Estado de conservação: Bom exemplar
Referência: 2304076
Quero perante esta decente assembleia, confessar a mea
culpa: introduzi, inoculei na intranquila residência do dito o mais contagiante
vírus desde a década de 50, o Rock e os seus bacilos, contrariando-lhe a sua
solidão no meio de 127 pessoas que, por norma, o rodeiam diariamente. Guerrilha
urbana de guitarras de baioneta calada, o comandante Verlaine à frente,
garboso, infantaria de Stoogges, Stranglers e os estrientes Rotten e Vanien, a
pesadíssima carga da brigada Vicious, Patti D'Arc atolando os seus inimigos nas
suas podridões mesntruais, Blondie aparecendo aos soldados, dando-lhes
«forças».
Mas a grande vitória foi a do Valente Flash que arrumou
definitivamente com os adeptos de Arbória e suas plantas neo-psicadélicas
conquistando a residência de Mr. Lima Barreto.
Atrás, as nossas hostes eram compostas pelas mais
repugnantes criaturas amorais, vendidas e vencedoras, cruéis e sofredoras, os
suicidas esquizo coldwavers, pós-punks com os músculos retesados, dentes
cerrados, snifados vindos da praia, alguns chuis e denunciantes camuflados,
órfãos ideológicos, desterrados que apenas de seu tinham o tempo, essa suprema
alienação, esse luxo.
Rock & Droga (R./Trip 2) é uma nova colectânea de
vivências, um snooker de milhares de buracos, onde as multicoloridas bolas caem
para niilisticamente regressarem aos respectivos úteros. Desvio & plagiato
de emoções, com as quais se brinca, trituradora de sentimentos. J.L.B. aparece
Iacchus resplandecente, puro servidor de alguma divina instância,
rejuvenescendo pelas mais mágicas-negras práticas: está aqui mesmo ao lado o
fantasma de Alister Crowley que me lemebra "STAB YOUR DEMONIAC SMILE TO MY
BRAIN / SOAK ME IN COGNAC LOVE AND COCAINE" Cada disco, todos os shows,
alguns momentos puramente eléctriocos referidos ao longo da aventura que ides
(disse o pároco) ler em Rock & Droga estão criteriosamente citados nos
manuscritos do Mar Morto, nas escamas dos brontossáurios, na explosão inicial
que deu origem à Vida (e às vidas - e às gentes da vida), o não-cósmico FLASH
primordial, o que Lovecraft chamou a primeira das 7 Portas: Este é o 2º
Rock/Trip, abram a consciência - ou percam-se - o mais certo é já não
conseguirem fechar qualquer das vossas portas. Desapertem os cintos, fumem, boa
viagem.
Prefácio de RUI REININHO
Do autor: Fernando Jorge da Ponte de Lima Barreto, mais conhecido como Jorge Lima Barreto (Vinhais, 26 de Dezembro de 1949 - Lisboa, 9 de Julho de 2011), foi um músico, escritor, conferencista, improvisador (piano, polinstrumentismo acústico e electrónico), musicólogo e professor assistente das cadeiras de Introdução às Ciências Humanas, Crítica da Cultura e Estética, na Faculdade de Letras do Porto e da Escola Superior de Belas Artes do Porto (1974 a 1978).
Fundador: dos Anar Band (1969), que teve a participação de Rui Reininho; da Associação de Música Conceptual com Carlos Zíngaro (1973); dos Telectu (1981) com Vitor Rua, estes com uma vasta discografia; e do duo Zul zelub, com Jonas Runa (2007).

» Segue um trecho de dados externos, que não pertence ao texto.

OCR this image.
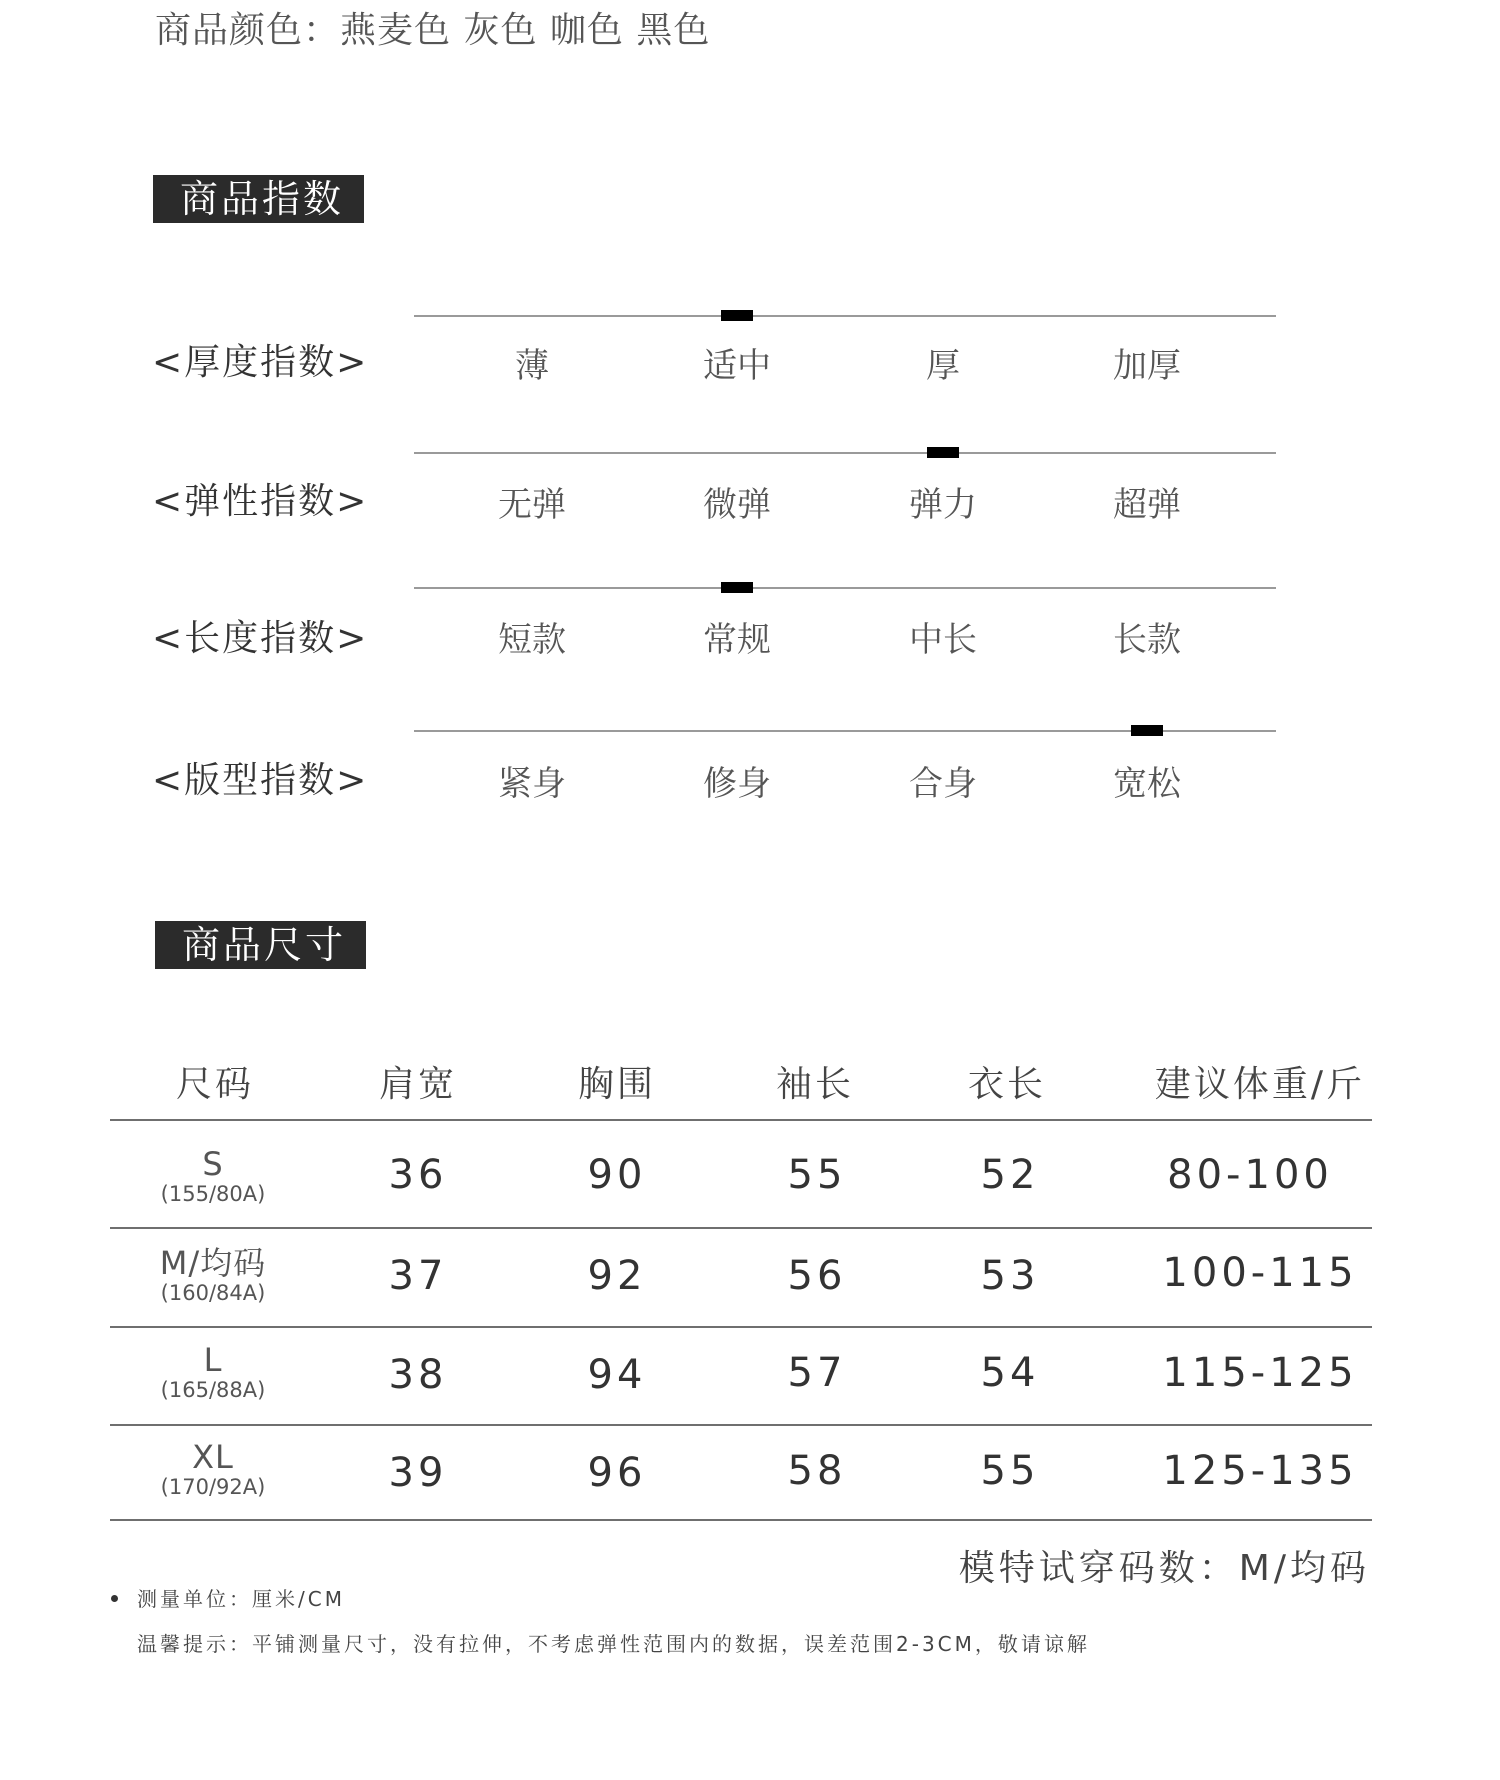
商品颜色：燕麦色 灰色 咖色 黑色
商品指数
<厚度指数>	薄	适中	厚	加厚
<弹性指数>	无弹	微弹	弹力	超弹
<长度指数>	短款	常规	中长	长款
<版型指数>	紧身	修身	合身	宽松
商品尺寸
尺码	肩宽	胸围	袖长	衣长	建议体重/斤
S
(155/80A)	36	90	55	52	80-100
M/均码
(160/84A)	37	92	56	53	100-115
L
(165/88A)	38	94	57	54	115-125
XL
(170/92A)	39	96	58	55	125-135
模特试穿码数：M/均码
测量单位：厘米/CM
温馨提示：平铺测量尺寸，没有拉伸，不考虑弹性范围内的数据，误差范围2-3CM，敬请谅解
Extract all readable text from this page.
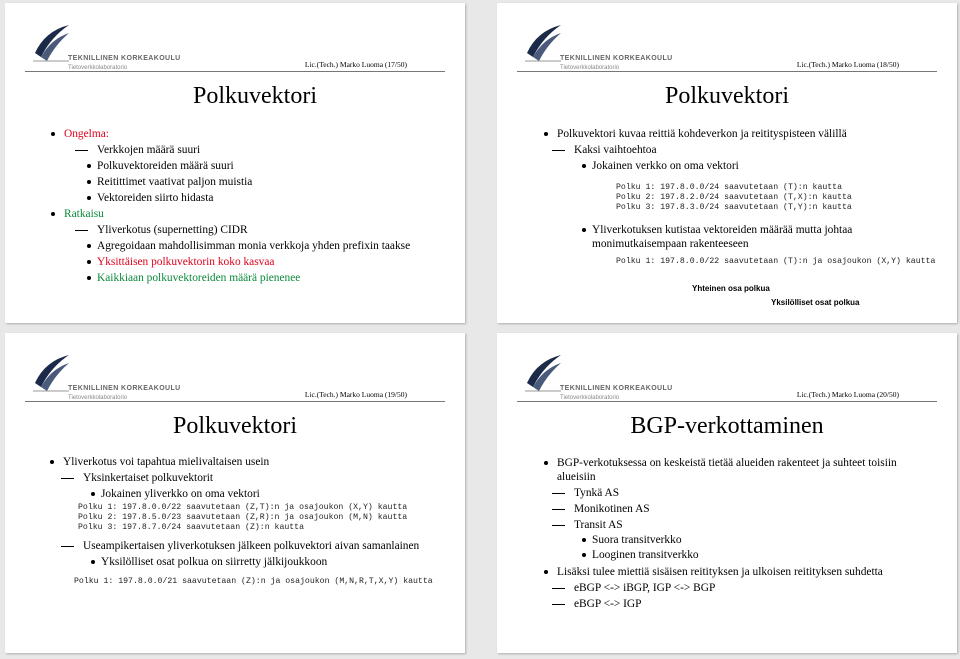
TEKNILLINEN KORKEAKOULU
Tietoverkkolaboratorio	Lic.(Tech.) Marko Luoma (17/50)
Polkuvektori
Ongelma:
Verkkojen määrä suuri
Polkuvektoreiden määrä suuri
Reitittimet vaativat paljon muistia
Vektoreiden siirto hidasta
Ratkaisu
Yliverkotus (supernetting) CIDR
Agregoidaan mahdollisimman monia verkkoja yhden prefixin taakse
Yksittäisen polkuvektorin koko kasvaa
Kaikkiaan polkuvektoreiden määrä pienenee
TEKNILLINEN KORKEAKOULU
Tietoverkkolaboratorio	Lic.(Tech.) Marko Luoma (18/50)
Polkuvektori
Polkuvektori kuvaa reittiä kohdeverkon ja reitityspisteen välillä
Kaksi vaihtoehtoa
Jokainen verkko on oma vektori
Polku 1: 197.8.0.0/24 saavutetaan (T):n kautta
Polku 2: 197.8.2.0/24 saavutetaan (T,X):n kautta
Polku 3: 197.8.3.0/24 saavutetaan (T,Y):n kautta
Yliverkotuksen kutistaa vektoreiden määrää mutta johtaa monimutkaisempaan rakenteeseen
Polku 1: 197.8.0.0/22 saavutetaan (T):n ja osajoukon (X,Y) kautta
Yhteinen osa polkua
Yksilölliset osat polkua
TEKNILLINEN KORKEAKOULU
Tietoverkkolaboratorio	Lic.(Tech.) Marko Luoma (19/50)
Polkuvektori
Yliverkotus voi tapahtua mielivaltaisen usein
Yksinkertaiset polkuvektorit
Jokainen yliverkko on oma vektori
Polku 1: 197.8.0.0/22 saavutetaan (Z,T):n ja osajoukon (X,Y) kautta
Polku 2: 197.8.5.0/23 saavutetaan (Z,R):n ja osajoukon (M,N) kautta
Polku 3: 197.8.7.0/24 saavutetaan (Z):n kautta
Useampikertaisen yliverkotuksen jälkeen polkuvektori aivan samanlainen
Yksilölliset osat polkua on siirretty jälkijoukkoon
Polku 1: 197.8.0.0/21 saavutetaan (Z):n ja osajoukon (M,N,R,T,X,Y) kautta
TEKNILLINEN KORKEAKOULU
Tietoverkkolaboratorio	Lic.(Tech.) Marko Luoma (20/50)
BGP-verkottaminen
BGP-verkotuksessa on keskeistä tietää alueiden rakenteet ja suhteet toisiin alueisiin
Tynkä AS
Monikotinen AS
Transit AS
Suora transitverkko
Looginen transitverkko
Lisäksi tulee miettiä sisäisen reitityksen ja ulkoisen reitityksen suhdetta
eBGP <-> iBGP, IGP <-> BGP
eBGP <-> IGP
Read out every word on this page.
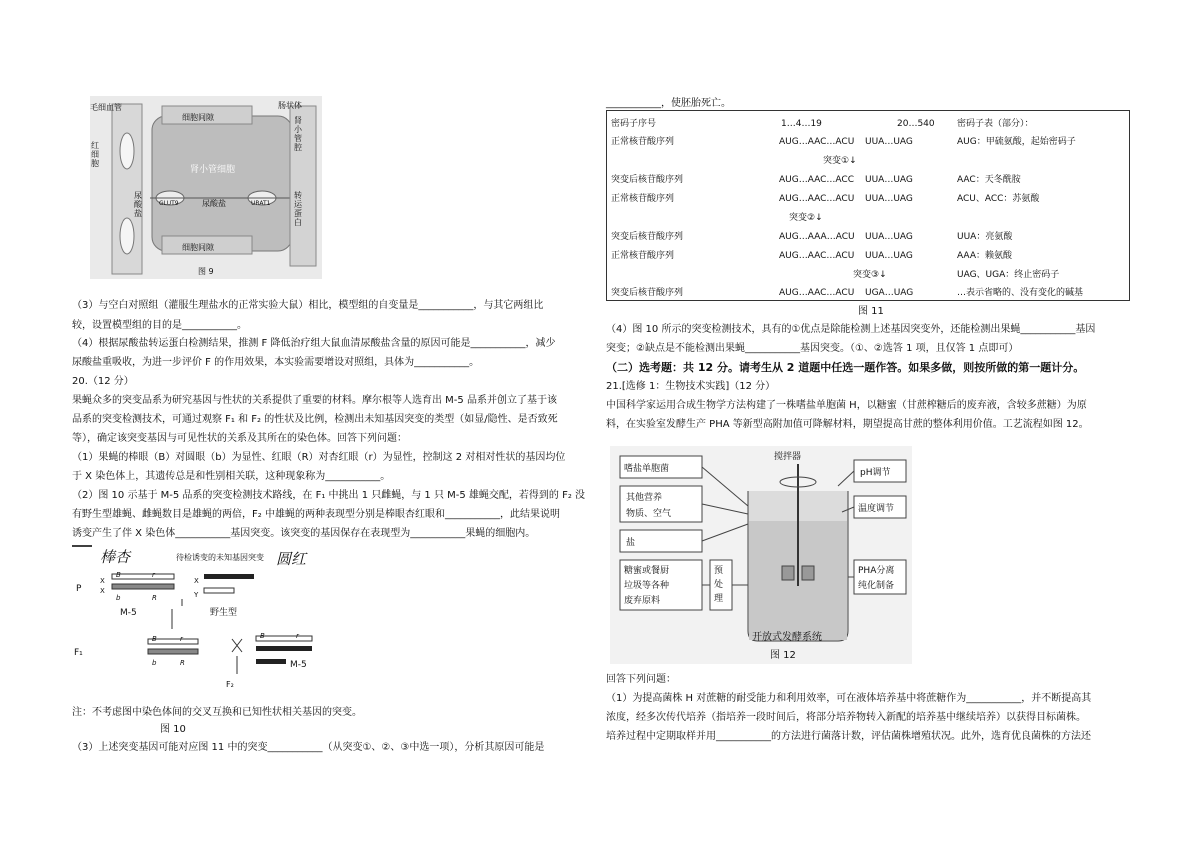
毛细血管	肠状体
红细胞
细胞间隙
肾小管细胞
尿酸盐
尿酸盐
细胞间隙
肾小管腔
转运蛋白
GLUT9	URAT1
图 9
（3）与空白对照组（灌服生理盐水的正常实验大鼠）相比，模型组的自变量是___________，与其它两组比
较，设置模型组的目的是___________。
（4）根据尿酸盐转运蛋白检测结果，推测 F 降低治疗组大鼠血清尿酸盐含量的原因可能是___________，减少
尿酸盐重吸收，为进一步评价 F 的作用效果，本实验需要增设对照组，具体为___________。
20.（12 分）
果蝇众多的突变品系为研究基因与性状的关系提供了重要的材料。摩尔根等人选育出 M-5 品系并创立了基于该
品系的突变检测技术，可通过观察 F₁ 和 F₂ 的性状及比例，检测出未知基因突变的类型（如显/隐性、是否致死
等），确定该突变基因与可见性状的关系及其所在的染色体。回答下列问题：
（1）果蝇的棒眼（B）对圆眼（b）为显性、红眼（R）对杏红眼（r）为显性，控制这 2 对相对性状的基因均位
于 X 染色体上，其遗传总是和性别相关联，这种现象称为___________。
（2）图 10 示基于 M-5 品系的突变检测技术路线，在 F₁ 中挑出 1 只雌蝇，与 1 只 M-5 雄蝇交配，若得到的 F₂ 没
有野生型雄蝇、雌蝇数目是雄蝇的两倍，F₂ 中雄蝇的两种表现型分别是棒眼杏红眼和___________，此结果说明
诱变产生了伴 X 染色体___________基因突变。该突变的基因保存在表现型为___________果蝇的细胞内。
棒杏	待检诱变的未知基因突变 圆红
P
B	r
b	R
X
X	Y
X
M-5	野生型
F₁
B	r
b	R
B	r
M-5
F₂
注：不考虑图中染色体间的交叉互换和已知性状相关基因的突变。
图 10
（3）上述突变基因可能对应图 11 中的突变___________（从突变①、②、③中选一项），分析其原因可能是
___________，使胚胎死亡。
密码子序号	1…4…19	20…540 密码子表（部分）：
正常核苷酸序列	AUG…AAC…ACU UUA…UAG	AUG：甲硫氨酸，起始密码子
突变①↓
突变后核苷酸序列	AUG…AAC…ACC UUA…UAG	AAC：天冬酰胺
正常核苷酸序列	AUG…AAC…ACU UUA…UAG	ACU、ACC：苏氨酸
突变②↓
突变后核苷酸序列	AUG…AAA…ACU UUA…UAG	UUA：亮氨酸
正常核苷酸序列	AUG…AAC…ACU UUA…UAG	AAA：赖氨酸
突变③↓	UAG、UGA：终止密码子
突变后核苷酸序列	AUG…AAC…ACU UGA…UAG	…表示省略的、没有变化的碱基
图 11
（4）图 10 所示的突变检测技术，具有的①优点是除能检测上述基因突变外，还能检测出果蝇___________基因
突变；②缺点是不能检测出果蝇___________基因突变。（①、②选答 1 项，且仅答 1 点即可）
（二）选考题：共 12 分。请考生从 2 道题中任选一题作答。如果多做，则按所做的第一题计分。
21.[选修 1：生物技术实践]（12 分）
中国科学家运用合成生物学方法构建了一株嗜盐单胞菌 H，以糖蜜（甘蔗榨糖后的废弃液，含较多蔗糖）为原
料，在实验室发酵生产 PHA 等新型高附加值可降解材料，期望提高甘蔗的整体利用价值。工艺流程如图 12。
搅拌器
嗜盐单胞菌
其他营养
物质、空气
盐
糖蜜或餐厨
垃圾等各种
废弃原料
预处理
pH调节
温度调节
PHA分离
纯化制备
开放式发酵系统
图 12
回答下列问题：
（1）为提高菌株 H 对蔗糖的耐受能力和利用效率，可在液体培养基中将蔗糖作为___________，并不断提高其
浓度，经多次传代培养（指培养一段时间后，将部分培养物转入新配的培养基中继续培养）以获得目标菌株。
培养过程中定期取样并用___________的方法进行菌落计数，评估菌株增殖状况。此外，选育优良菌株的方法还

Colaborou entre outros com: Elliot Sharp, Chris Cutler, Sunny Murray, Jac Berrocal, Louis Sclavis, Daniel Kientzy, Giancarlo Schiaffini, Evan Parker, Gerry Hemingway, Paul Lytton, Eddie Prévost.
Licenciado em História em 1973 pela Faculdade de Letras da Universidade do Porto. Doutorado em 1993 pela Universidade Nova de Lisboa, com a tese “Música & Mass Media”, e em 2010 com a tese "Estética da Comunicação Musical - a Improvisação".
Realizou também música para teatro, dança, pintura, poesia, vídeo-arte, performance, multimédia e cinema.
Faleceu apenas com 61 anos, vítima de pneumonia.